Shoppers are becoming more demanding. They want integrated experiences between digital and physical shopping. They want value. They want efficiency. Machine Learning (ML) is the most accurate, cost-effective tool to help retailers meet those expectations.
ML gives retailers insight into customer behavior, optimal pricing, the supply chain, and fulfillment. In this article, we’ll discuss five use cases for applying ML in ecommerce.
Dynamic creative optimization personalizes advertisements based on information about a customer—typically gleaned from previous browsing habits or the customer’s shopping cart. It gives retailers the data they need to advertise specific products in a specific way based on the customer’s likely preferences. For example, an insulated bottle may be touted for its ability to keep water cold for a shopper in Florida, while the same bottle could be promoted for keeping coffee hot for a shopper in Vermont.
Studies show that customers actually prefer these customized experiences:
By removing human bias from advertising decisions, ML helps retailers connect with customers to meet their needs.
Through ML, retailers can design more personalized—and profitable—retail experiences by picking up on subtle customer cues.
Meta, for instance, holds multiple emotion-based AI patents that can gauge a user's emotional state based on how they interact with a keyboard, mouse, touchscreen, or other input device by analyzing typing speed, how hard keys are pressed, or the nature of gestures on a touch screen, location, device movement, and other factors. While Meta may be a social media company, it makes most of its money through advertising—$116.61 billion in 2022. Its emotion-based technology can help retailers target customers who have shown interest in a product across multiple platforms to complete the sale, or stop serving an ad to a customer who’s clearly not interested.
Retailers can also employ emotional responsiveness data through their own channels to reach customers. That includes analyzing bounce rates on product pages, the amount of time a customer spends reviewing photos or using enhanced viewing features like zoom or 360-views, and how frequently the customer returns to the same product page. Those data points can inform whether a retailer targets the customer with the same product in advertising, or even offers a discount to incentivize the purchase.
Haggling is one of the oldest practices in sales; in ecommerce, it becomes a one-sided art form known as dynamic pricing. By employing data points to adjust the price of a product to the market conditions or the customer’s interest level, retailers can find the right price to close the transaction.
For example, if a customer abandons items in their cart, they might receive an email with a discount code reminding them of what they left behind. This is one of the areas where ecommerce has a clear advantage over brick-and-mortar: Most real-life sales associates don’t have the bandwidth or authority to offer discounts to customers who are on the fence about making a purchase, but retailers can set algorithmic rules in ecommerce for price elasticity.
Data shows that this strategy is successful: McKinsey reports that its work with dynamic pricing has helped clients improve sales growth 2-5% percent and margin growth 5-10%.
ML is more efficient in demand forecasting than humans alone. It can process retail-scale data sets, and incorporate external factors, (like weather, civil unrest, and labor disputes), to create accurate, granular short- and long-term forecasts.
While time-series forecasting is a long-accepted retail practice, ML-based demand forecasting is often more accurate. That’s because time-series models can only apply past patterns to future demand, but ML tries to define the actual relationship between variables and associated demand patterns.
Time-series forecasting, for example, might predict that demand for beach supplies would be higher when Independence Day falls on a Monday or Friday, creating a three-day weekend, than when it falls in the middle of the week. ML can further refine that data based on factors like storm systems or heat waves.

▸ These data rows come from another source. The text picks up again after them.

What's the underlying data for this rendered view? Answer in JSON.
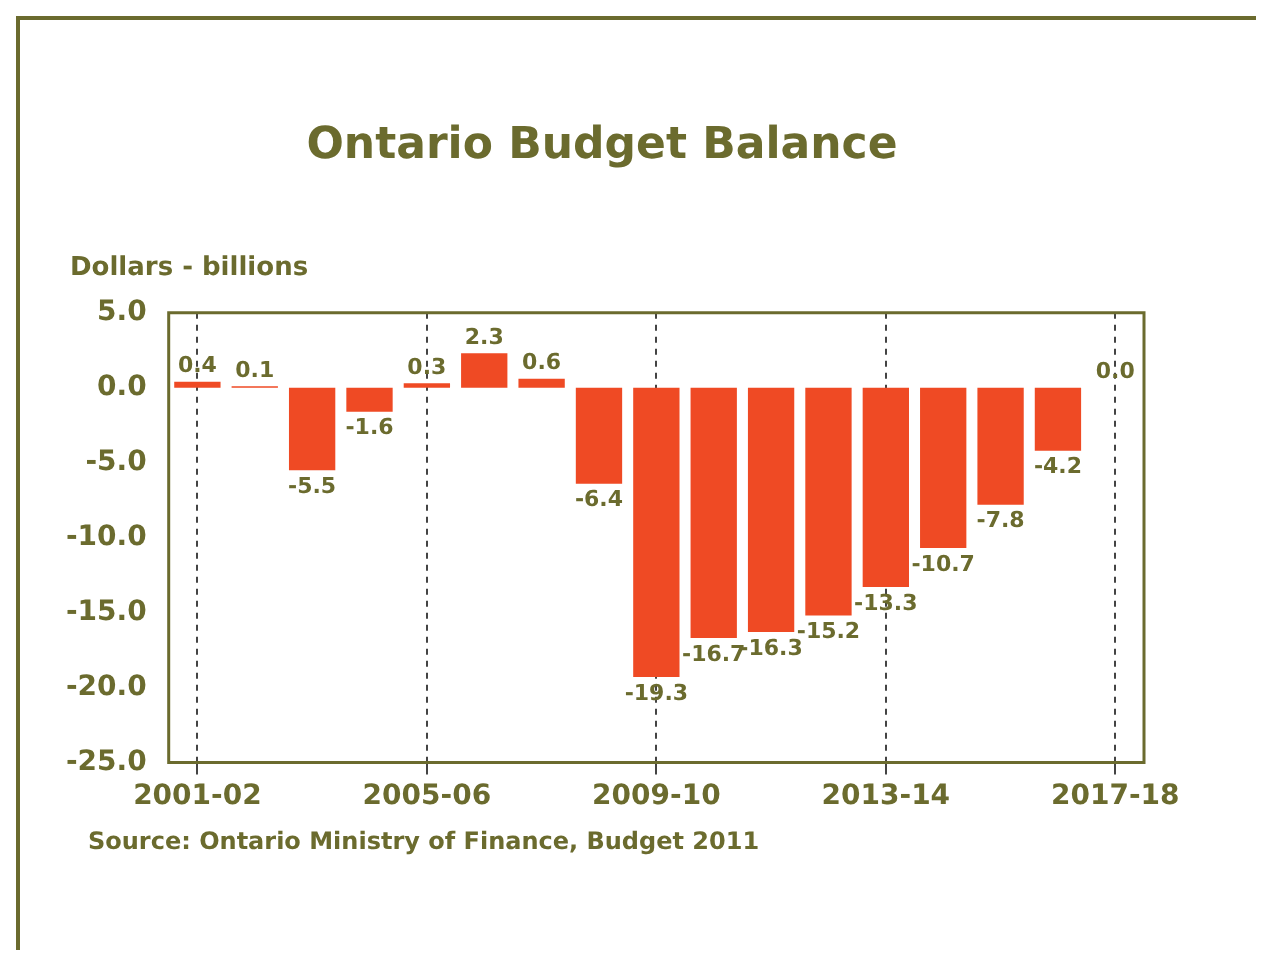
{
  "chart_data": {
    "type": "bar",
    "title": "Ontario Budget Balance",
    "ylabel": "Dollars - billions",
    "categories": [
      "2001-02",
      null,
      null,
      null,
      "2005-06",
      null,
      null,
      null,
      "2009-10",
      null,
      null,
      null,
      "2013-14",
      null,
      null,
      null,
      "2017-18"
    ],
    "values": [
      0.4,
      0.1,
      -5.5,
      -1.6,
      0.3,
      2.3,
      0.6,
      -6.4,
      -19.3,
      -16.7,
      -16.3,
      -15.2,
      -13.3,
      -10.7,
      -7.8,
      -4.2,
      0.0
    ],
    "value_labels": [
      "0.4",
      "0.1",
      "-5.5",
      "-1.6",
      "0.3",
      "2.3",
      "0.6",
      "-6.4",
      "-19.3",
      "-16.7",
      "-16.3",
      "-15.2",
      "-13.3",
      "-10.7",
      "-7.8",
      "-4.2",
      "0.0"
    ],
    "color": "#ef4a24",
    "ylim": [
      -25,
      5
    ],
    "yticks": [
      {
        "value": 5,
        "label": "5.0"
      },
      {
        "value": 0,
        "label": "0.0"
      },
      {
        "value": -5,
        "label": "-5.0"
      },
      {
        "value": -10,
        "label": "-10.0"
      },
      {
        "value": -15,
        "label": "-15.0"
      },
      {
        "value": -20,
        "label": "-20.0"
      },
      {
        "value": -25,
        "label": "-25.0"
      }
    ],
    "grid": "x",
    "annotations": [
      "Source: Ontario Ministry of Finance, Budget 2011"
    ]
  }
}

From a logistics standpoint, retailers still need time to adjust the supply chain based on the data, but ML demand forecasting gives them a head start in sending inventory to the location where there is likely to be the highest demand. For brick-and-mortar, that means customers see stocked shelves when they visit their local stores. For ecommerce, it can mean faster fulfillment and happier customers.

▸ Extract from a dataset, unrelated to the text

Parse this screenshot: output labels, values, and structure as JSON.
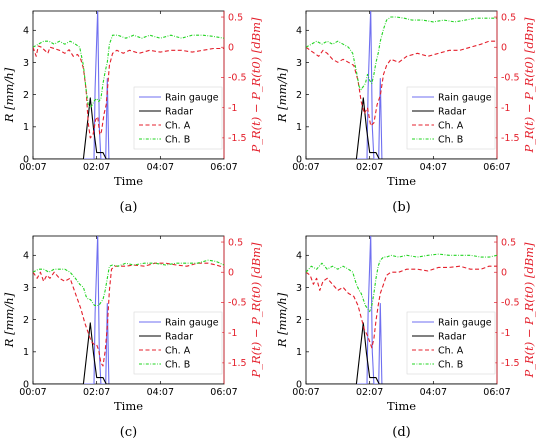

On a macro level, retailers can use returns data to inform decisions about their assortment, suppliers, and logistics partners. On a micro level, ML can use that data to customize product recommendations and offer promotions to individual customers.
This type of personalization is particularly compelling in sectors that traditionally see higher returns, like apparel and shoes. If a customer has repeatedly returned items because they are too small, a retailer could include user-specific messaging on the product page to indicate a predicted size, (e.g., “Based on your past purchases, we recommend a size 8”). Similarly, the retailer might create a special rule to offer free, accelerated shipping for VIP customers who frequently return items that arrive too late.
Approximately 81% of customers research a product online before making a purchase. Collecting and utilizing data from the exploratory phase of “want” through the lifecycle of the purchase—and possible return—allows retailers to drive sales and customer loyalty by delivering a personalized experience for shoppers. ML is taking the guesswork out of customer interactions and helping retailers deliver exactly what shoppers need.